Friday, our last full day, was spent in Tegucigalpa—the capital city of Honduras. Exploring various court rooms, a broader picture of the multifaceted legal system formed in our minds. We sat across from some of the brightest new abogados (lawyers), listening intently as their passion for law bled through case descriptions. Nesto, the head lawyer who had been traveling with us for the entirety of the week, leveraged his occupation and managed to get us a tour of the Honduran Supreme Court! Two grandiose rooms: one for work and one for notary examinations (a prestigious position in Honduras that only the most knowledgeable lawyers try to obtain). On the way out of the Supreme Court sector, we even caught a glimpse of the President’s office.

“Group 7 please board now”

The time to leave had already come. A week of joy, challenge, thought, and empathy passed quickly before me. No, that’s incorrect. It did not pass by me, like I was simply going through the motions. The week, every day, it was not dreariness. I was fully alive, deeply connected. My mind functioned on an intellectually high scale. Awareness—self and social—clarified my thoughts, helping me understand more of it, more of the Human story. How do I bring this back? I want to live like this forever, always being challenged, always serving, doing good for others by pushing my physical and intellectual limits. How do I bring this back?

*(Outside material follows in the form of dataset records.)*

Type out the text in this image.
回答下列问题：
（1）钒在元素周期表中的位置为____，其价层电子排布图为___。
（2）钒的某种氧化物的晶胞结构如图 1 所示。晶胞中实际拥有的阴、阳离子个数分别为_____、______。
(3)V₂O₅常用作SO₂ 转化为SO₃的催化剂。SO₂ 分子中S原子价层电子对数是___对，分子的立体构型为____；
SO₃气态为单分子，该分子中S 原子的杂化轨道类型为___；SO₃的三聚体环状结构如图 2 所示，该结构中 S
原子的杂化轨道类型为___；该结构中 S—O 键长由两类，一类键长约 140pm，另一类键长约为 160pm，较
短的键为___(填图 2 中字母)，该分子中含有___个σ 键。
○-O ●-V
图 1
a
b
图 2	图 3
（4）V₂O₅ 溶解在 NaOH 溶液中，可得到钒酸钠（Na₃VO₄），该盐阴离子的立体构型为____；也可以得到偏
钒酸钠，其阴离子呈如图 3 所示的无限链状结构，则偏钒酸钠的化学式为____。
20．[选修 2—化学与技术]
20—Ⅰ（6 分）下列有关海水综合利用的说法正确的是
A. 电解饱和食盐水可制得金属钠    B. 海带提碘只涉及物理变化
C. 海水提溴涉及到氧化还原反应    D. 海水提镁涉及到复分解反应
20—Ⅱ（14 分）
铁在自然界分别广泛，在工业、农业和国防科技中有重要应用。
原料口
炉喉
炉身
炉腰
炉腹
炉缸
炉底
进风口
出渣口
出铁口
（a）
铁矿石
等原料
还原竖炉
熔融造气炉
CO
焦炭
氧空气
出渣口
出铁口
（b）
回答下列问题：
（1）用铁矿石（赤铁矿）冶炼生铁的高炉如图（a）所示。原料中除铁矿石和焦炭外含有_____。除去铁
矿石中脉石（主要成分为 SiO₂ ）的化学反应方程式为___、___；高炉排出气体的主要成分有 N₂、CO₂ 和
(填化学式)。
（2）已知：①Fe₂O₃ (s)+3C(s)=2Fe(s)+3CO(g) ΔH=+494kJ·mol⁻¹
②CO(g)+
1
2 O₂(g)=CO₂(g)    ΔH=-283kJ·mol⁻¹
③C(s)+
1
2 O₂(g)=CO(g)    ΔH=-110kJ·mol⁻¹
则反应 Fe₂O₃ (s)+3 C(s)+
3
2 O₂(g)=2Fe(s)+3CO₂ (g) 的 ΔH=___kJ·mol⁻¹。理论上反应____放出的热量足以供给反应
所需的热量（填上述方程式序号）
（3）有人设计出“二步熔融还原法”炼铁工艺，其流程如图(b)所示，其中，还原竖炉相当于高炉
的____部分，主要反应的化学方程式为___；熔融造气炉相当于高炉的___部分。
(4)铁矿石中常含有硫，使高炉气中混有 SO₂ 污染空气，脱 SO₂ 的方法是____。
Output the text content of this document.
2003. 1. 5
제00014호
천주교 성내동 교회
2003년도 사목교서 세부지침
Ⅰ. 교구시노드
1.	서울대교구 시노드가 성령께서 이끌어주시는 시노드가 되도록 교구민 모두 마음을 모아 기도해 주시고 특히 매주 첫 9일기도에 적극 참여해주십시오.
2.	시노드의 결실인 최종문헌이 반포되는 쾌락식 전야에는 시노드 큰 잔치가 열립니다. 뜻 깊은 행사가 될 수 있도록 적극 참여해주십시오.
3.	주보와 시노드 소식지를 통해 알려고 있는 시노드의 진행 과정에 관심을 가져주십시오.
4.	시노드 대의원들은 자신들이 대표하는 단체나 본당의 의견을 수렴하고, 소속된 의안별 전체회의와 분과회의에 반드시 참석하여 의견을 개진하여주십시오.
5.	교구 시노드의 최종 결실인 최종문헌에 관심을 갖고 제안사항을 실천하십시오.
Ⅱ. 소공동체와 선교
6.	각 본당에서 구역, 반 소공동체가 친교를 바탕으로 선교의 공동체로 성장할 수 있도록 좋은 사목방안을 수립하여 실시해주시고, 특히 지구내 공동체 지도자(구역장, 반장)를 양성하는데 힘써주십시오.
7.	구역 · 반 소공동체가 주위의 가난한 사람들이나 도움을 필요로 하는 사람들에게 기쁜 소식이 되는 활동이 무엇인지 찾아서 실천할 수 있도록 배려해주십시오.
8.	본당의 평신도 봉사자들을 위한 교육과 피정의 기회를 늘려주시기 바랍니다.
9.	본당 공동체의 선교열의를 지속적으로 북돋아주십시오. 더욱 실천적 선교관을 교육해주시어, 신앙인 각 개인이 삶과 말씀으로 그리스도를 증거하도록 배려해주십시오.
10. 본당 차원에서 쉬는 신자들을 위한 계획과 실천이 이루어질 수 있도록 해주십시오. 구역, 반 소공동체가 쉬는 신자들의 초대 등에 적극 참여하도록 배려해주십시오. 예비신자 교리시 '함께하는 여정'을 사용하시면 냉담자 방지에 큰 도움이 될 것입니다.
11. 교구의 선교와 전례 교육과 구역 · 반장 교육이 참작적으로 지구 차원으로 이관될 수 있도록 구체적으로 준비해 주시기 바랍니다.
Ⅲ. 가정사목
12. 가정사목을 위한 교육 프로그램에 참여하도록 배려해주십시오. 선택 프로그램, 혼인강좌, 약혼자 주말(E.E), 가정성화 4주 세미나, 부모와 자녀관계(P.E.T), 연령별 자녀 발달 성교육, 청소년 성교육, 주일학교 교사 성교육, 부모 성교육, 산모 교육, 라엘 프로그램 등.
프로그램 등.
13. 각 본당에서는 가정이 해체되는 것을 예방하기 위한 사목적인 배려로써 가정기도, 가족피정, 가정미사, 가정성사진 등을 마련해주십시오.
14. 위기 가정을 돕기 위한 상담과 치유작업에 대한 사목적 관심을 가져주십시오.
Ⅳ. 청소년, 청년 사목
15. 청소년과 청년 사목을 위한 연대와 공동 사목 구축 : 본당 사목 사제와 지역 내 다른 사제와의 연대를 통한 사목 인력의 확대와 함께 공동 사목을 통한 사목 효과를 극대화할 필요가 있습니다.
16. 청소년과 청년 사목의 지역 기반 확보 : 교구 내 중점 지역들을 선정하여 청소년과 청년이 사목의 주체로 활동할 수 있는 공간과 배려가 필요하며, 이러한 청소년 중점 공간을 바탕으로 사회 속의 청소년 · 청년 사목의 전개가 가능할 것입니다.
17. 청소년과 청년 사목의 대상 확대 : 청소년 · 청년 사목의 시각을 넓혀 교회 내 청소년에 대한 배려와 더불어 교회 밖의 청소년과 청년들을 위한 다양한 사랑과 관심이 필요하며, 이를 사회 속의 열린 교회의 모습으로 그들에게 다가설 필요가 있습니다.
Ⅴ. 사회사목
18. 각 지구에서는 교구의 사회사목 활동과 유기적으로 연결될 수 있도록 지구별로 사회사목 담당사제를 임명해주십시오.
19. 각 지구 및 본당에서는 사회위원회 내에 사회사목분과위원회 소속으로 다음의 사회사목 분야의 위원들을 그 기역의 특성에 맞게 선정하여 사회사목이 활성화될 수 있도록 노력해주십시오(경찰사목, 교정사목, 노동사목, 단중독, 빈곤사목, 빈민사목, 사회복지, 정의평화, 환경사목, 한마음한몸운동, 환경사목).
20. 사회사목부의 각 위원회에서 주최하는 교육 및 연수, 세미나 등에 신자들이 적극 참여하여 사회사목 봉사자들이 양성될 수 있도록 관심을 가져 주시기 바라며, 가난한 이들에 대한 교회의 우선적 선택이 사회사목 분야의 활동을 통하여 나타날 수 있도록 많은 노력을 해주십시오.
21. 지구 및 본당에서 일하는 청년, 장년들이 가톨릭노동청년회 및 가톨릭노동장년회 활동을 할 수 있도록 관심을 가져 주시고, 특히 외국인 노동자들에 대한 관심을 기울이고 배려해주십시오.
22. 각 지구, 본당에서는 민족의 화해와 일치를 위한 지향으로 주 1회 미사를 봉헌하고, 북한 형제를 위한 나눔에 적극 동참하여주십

Not an easy task. One I began contemplating on that melancholic plane ride; one I have been trying to wrap my head around for almost a month now. There seems to be a wide chasm between the experience and my life here—two separate people. It is hard to persevere when the overwhelming guilt of privilege and stagnation boggle me down. I know it’s a process; I also know that there are many ways to help in my local community, but the feeling that possessed me throughout the week in Honduras was powerful and unifying. Heck, it was more than a feeling! Mindset maybe? Whatever the word is, trips like this one guide me closer to the person I want to be. I hope to bring my experience with me always and let it shine through in every interaction—even if it’s just a friendly smile.